An external review conducted into the death of a Royal Cayman Islands Police officer earlier this year will be released to the public, Governor Helen Kilpatrick’s office confirmed last week.
Bermudian police officers were called in by RCIPS Commissioner David Baines to probe the death of Police Constable Raphael Williams in January.
PC Williams was arrested on Thursday, Jan. 9 on suspicion of blackmail and breach of trust. He was released on bail the following day. Mr. Williams’s body was discovered on Jan. 12 in the Colliers area of East End.
An initial police investigation determined there were no suspicious circumstances surrounding his death.
“It is normal practice in the U.K., and in other jurisdictions, that such circumstances would be subject to independent review,” said Commissioner Baines.
A representative for Governor Kilpatrick’s office said last week that the release of the report will have to wait for the results of a coroner’s inquest into the death. The possible date for such a review was not clear at press time.
Regarding another incident under police review, the governor’s office noted it expected a decision from the director of public prosecutions regarding the actions of Commissioner Baines in a New Year’s Day arrest outside a downtown jewelry store.
The off-duty commissioner, who was driving along North Church Street en route to meet friends coming off one of the cruise ships, came across a robbery in progress in the heart of downtown George Town. Three masked men had burst into a jewelry store just after 8 a.m. One held a gun to the head of the security guard while his accomplices smashed about 40 display cases and filled bags with up to $1 million worth of jewelry and watches, according to police.
As the men attempted to make their getaway, Commissioner Baines rammed their vehicle, preventing it from exiting the car park and then pursued them in his Chevrolet Trailblazer as they fled on foot.

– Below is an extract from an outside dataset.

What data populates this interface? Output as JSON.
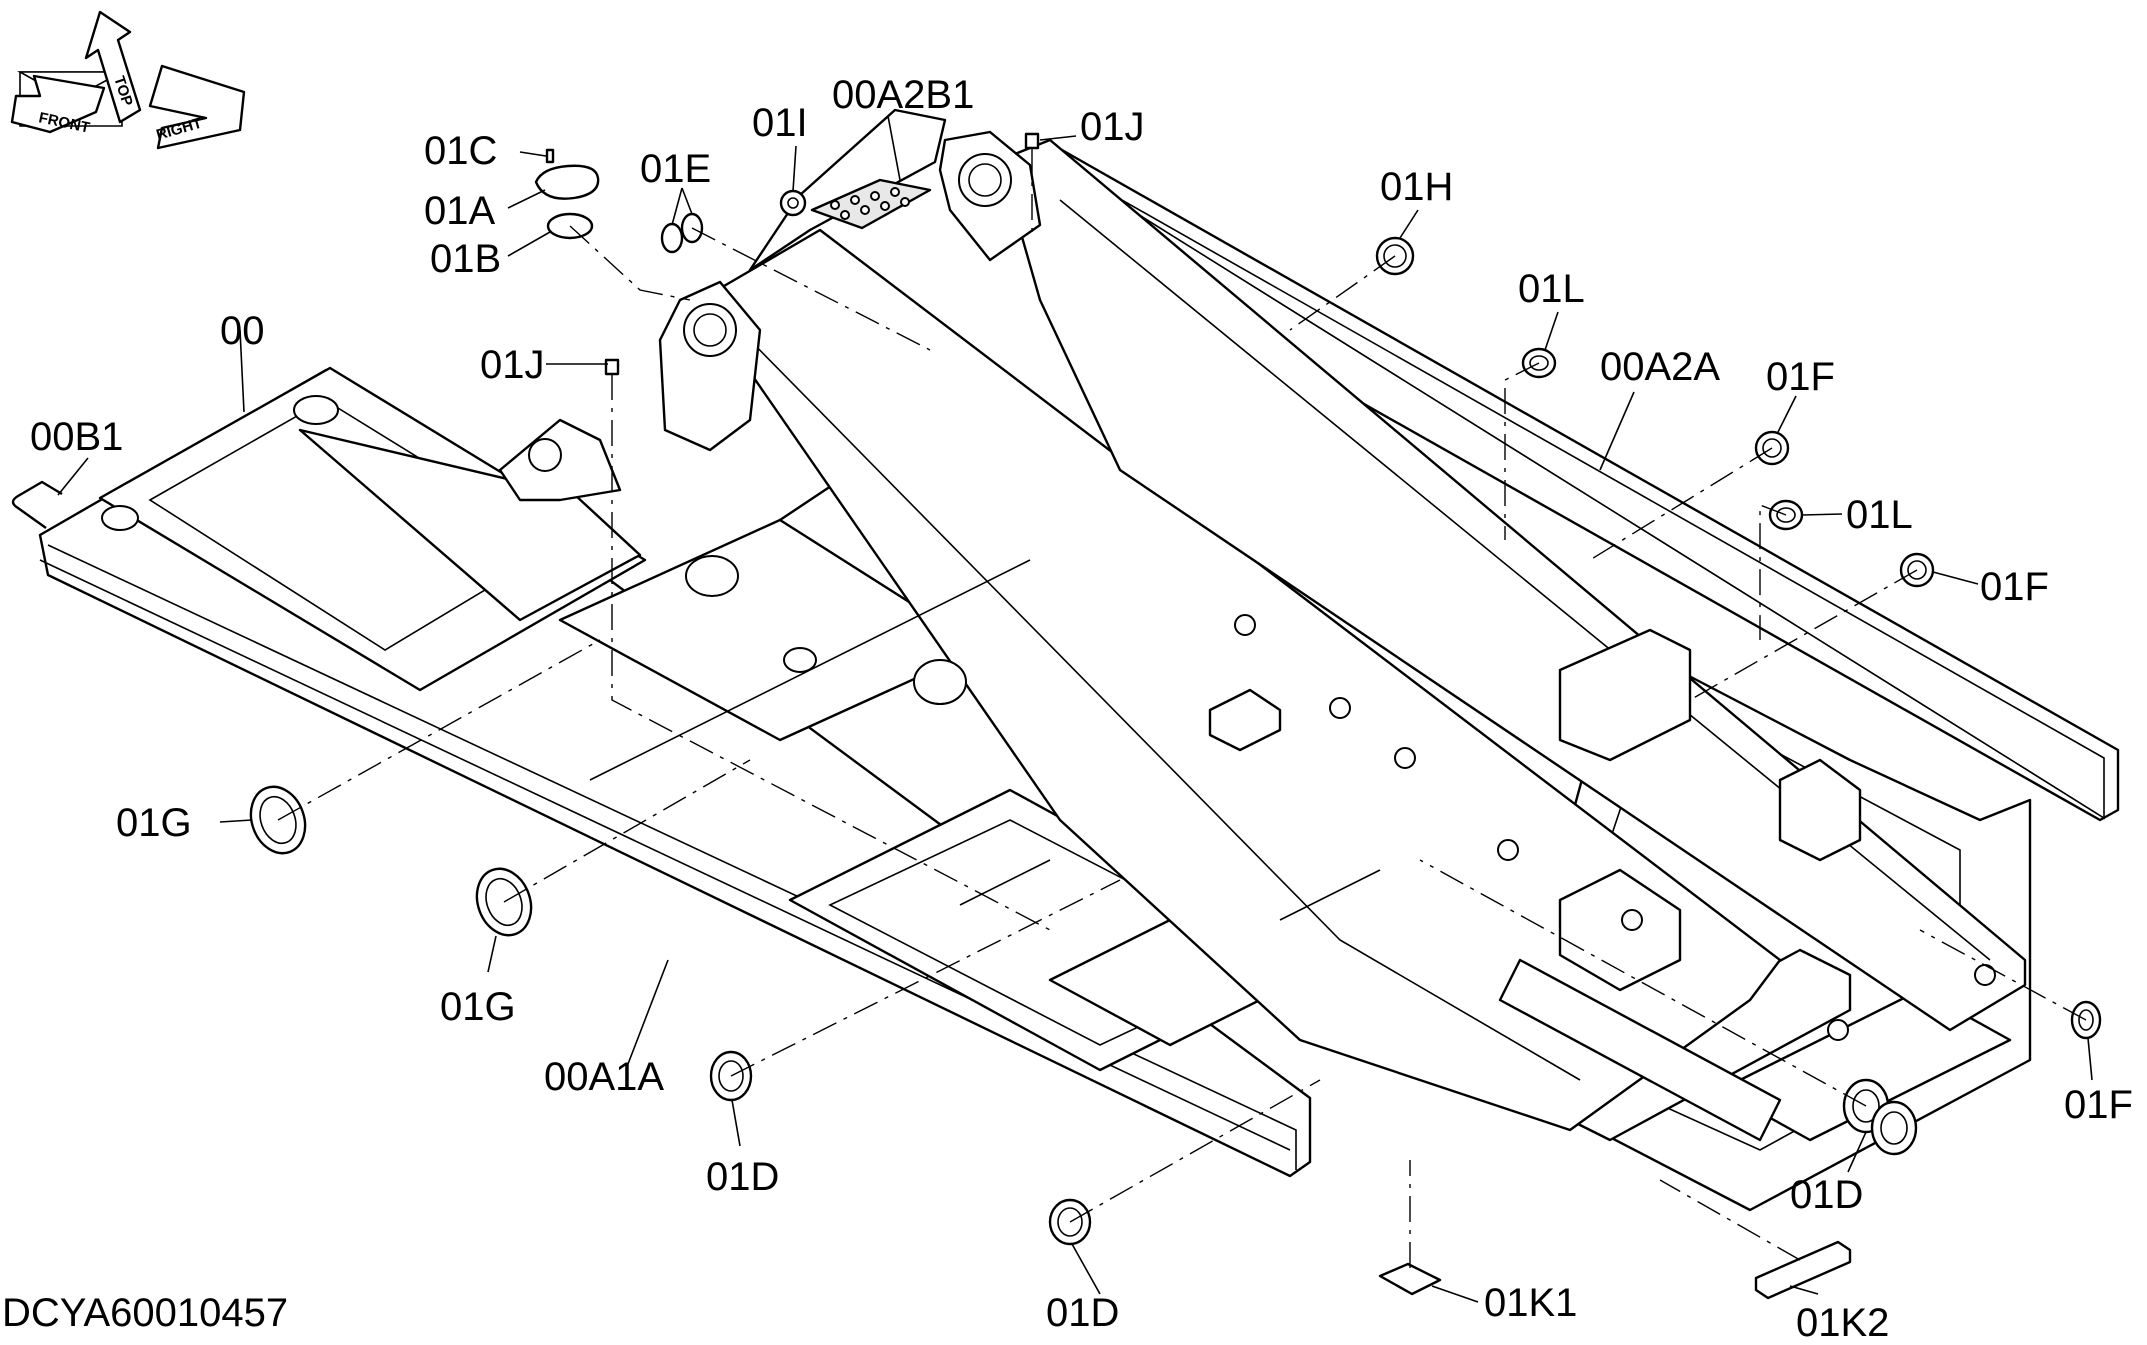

Two of the suspects were pushed into a fence by the commissioner’s SUV. One of the two slipped under commissioner’s vehicle and suffered serious injuries.
“The use of force by any police officer has to be necessary, justified and proportionate, whatever the context and circumstances,” Mr. Baines said at the time. “I have assisted the investigating officers as fully as possible and will continue to do so until the [director of public prosecutions] has determined if my actions were warranted under the law or otherwise.”